In response to the imposition of a €38 million fine imposed on Ulster Bank by the Central Bank of Ireland arising from the tracker mortgage investigation, Ged Nash TD, Labour’s Finance Spokesperson said:

It is now twelve years since the tracker mortgage scandal first came to public attention, which has now cost the banks close to €1.5 billion.

“However, it is impossible to calculate the harm done to the lives, family relationships and finances of the 40,000 bank customers who were deceived by their lenders and moved off the tracker rates they were entitled to be on.  We must never forget the victims of this scandal, and especially the 100 families who had their homes wrongly repossessed because of the actions of the banks.

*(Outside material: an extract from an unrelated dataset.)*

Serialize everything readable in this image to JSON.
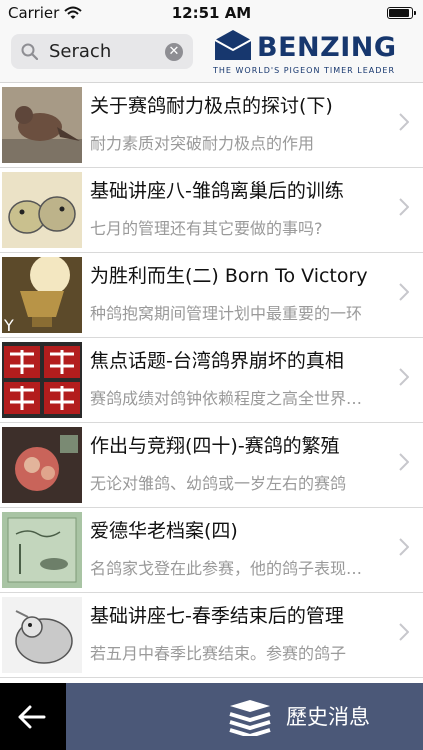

“This damning Central Bank investigation found that Ulster Bank devised and implemented a “deliberate strategy not to provide certain customers with their correct tracker mortgage entitlement unless they complained”. This speaks volumes about the culture of impunity and misconduct which was at play here. And even after they were caught, Ulster Bank dragged its heels in the investigation, by failing to comply with a statutory deadlines for providing information to the Central Bank.

“This is a multi-layered scandal and the fact that not a single senior decision maker has been held to account in any of the banks involved is a shameful indictment of our political system. That the Minister for Finance is dragging his heels for three years now on implementing a new system to hold senior bank officials to account, in the face of a Central Bank recommendation to do so, is completely unacceptable.

“The tracker mortgage affair and the Davy scandal brings into stark relief the fact that a culture of impunity is alive and well at the top of financial services in Ireland. Firms do not make decisions. People do. We have waited far too long for a robust legal regime to hold high-rollers to account for their destructive actions. Only through holding individuals fully accountable can we weed out this culture of impunity that still exists at the top of financial circles in Ireland.

“The Minister for Finance must stop being a commentator on these issues and fast-track the long promised Senior Executive Accountability Regime draft law and bring it before the Oireachtas as a matter of urgency.

“This is the only way in which the destructive culture at the top of banking can be tempered.”